In November, we also announced our plans to join the Microsoft Virtualization Validation program. This will ensure complete Microsoft support to Virtual Iron customers running Microsoft Windows Server as guest operating systems in Virtual Iron virtual environments. Our customers will have greater access to Microsoft’s comprehensive support capabilities and it will improve support hand-offs between the two companies, increasing satisfaction and adoption. The complete text is available here.

VI: Recently the virtualization industry seemed to evolve into three main directions: VDI, disaster recovery and data center automation. We already know about the Virtual Iron efforts in the VDI space through the partnership with Provision Networks (now acquired by Quest). What the company is doing or will do in the other two market segments?

EW: Virtual Iron is currently delivering solutions in all three of these areas.

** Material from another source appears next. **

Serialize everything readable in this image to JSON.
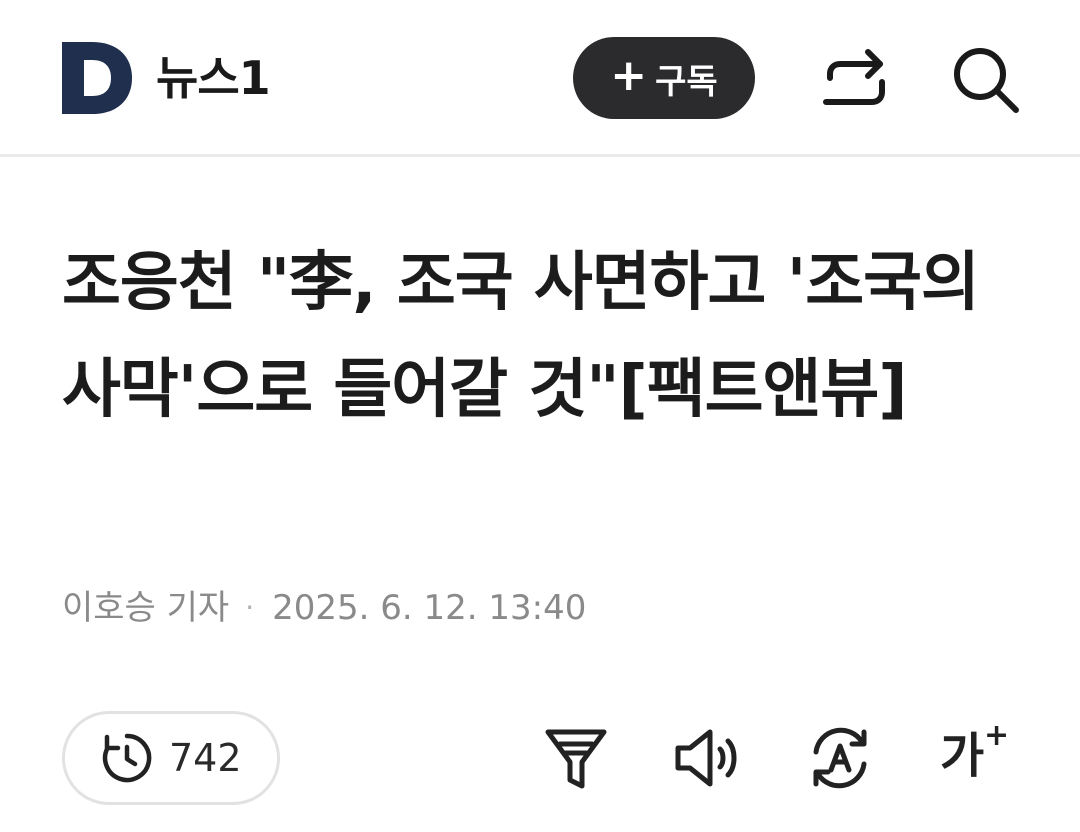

Regarding data center automation and disaster recovery, it’s important to point out that policy-based management has been a core competency for Virtual Iron since Version 1 of our product. Today more than 50 percent of our customers today are using virtual infrastructure capabilities like policy-based management, transparent workload migration and automated failover for disaster recovery. Virtualization is also a huge enabler for disaster recovery in SMEs. Traditional DR strategies simply aren’t an option for these companies. It just isn’t feasible for an SME. You can also expect to see us secure additional partnerships in the disaster recovery area.

These are some of the reasons customers choose Virtual Iron. It has all the advanced capabilities for data center automation and advanced use cases like disaster recovery without all the cost and complexity. We have highlighted some of our customer implementations here in a new Blog called Customer Spotlight. I think these examples highlight the types of advanced functionality our typical SME customers are using with Virtual Iron.

VI: Another application of virtualization that several vendors tried to push in the last two years is the so called Virtual Appliance. Virtual Iron started to endorse this approach in January 2007 but it doesn’t seem it got any traction so far. Why the market answered so tepidly?

EW: Virtual Appliances are still a very new concept. They make great sense on paper and present an exciting opportunity, but the packaging, pricing, sales, implementation and support systems that will make them common practice in the data center are not there yet. There are still no common standards for virtual appliances. Microsoft is still charging for Windows guests running in production within virtual appliances.
Most ISVs have yet to embrace virtual appliances. The industry has not even really figured out how to sell virtual appliances yet. Take something as fundamental as the channel (the primary distribution vehicle for the server virtualization market). How do they buy, sell and license a virtual appliance? There are a whole set of fundamental pieces like this that are not in place yet. I think the market will ultimately embrace virtual appliances, but it’s a matter of time before these other pieces of the puzzle are in place.

VI: Recently VMware suffered a bad stock performance. This could be a signal that investors don’t trust virtualization anymore. What’s your opinion?

EW: The virtualization market is very strong, and we believe immune from any broader economic downturn. Some would even argue that virtualization will rise in importance if the business climate continues to slide. I also think SMEs will continue to invest in virtualization regardless of the tech economy. History has shown SME technology purchasing s to be far less impacted by economic factors than large enterprises. That bodes well for disruptive companies like Virtual Iron.

Regarding VMware’s recent stock performance, I don’t believe that it truly reflects the company’s performance. VMware grew 80% quarter over quarter and was immensely profitable. The stock was just overhyped during its IPO, and the last quarter was a reflection of the market’s overreaction to some very lofty expectations that were set over the summer. The virtualization space is early enough and large enough for VMware and several other industry players to grow and be very successful.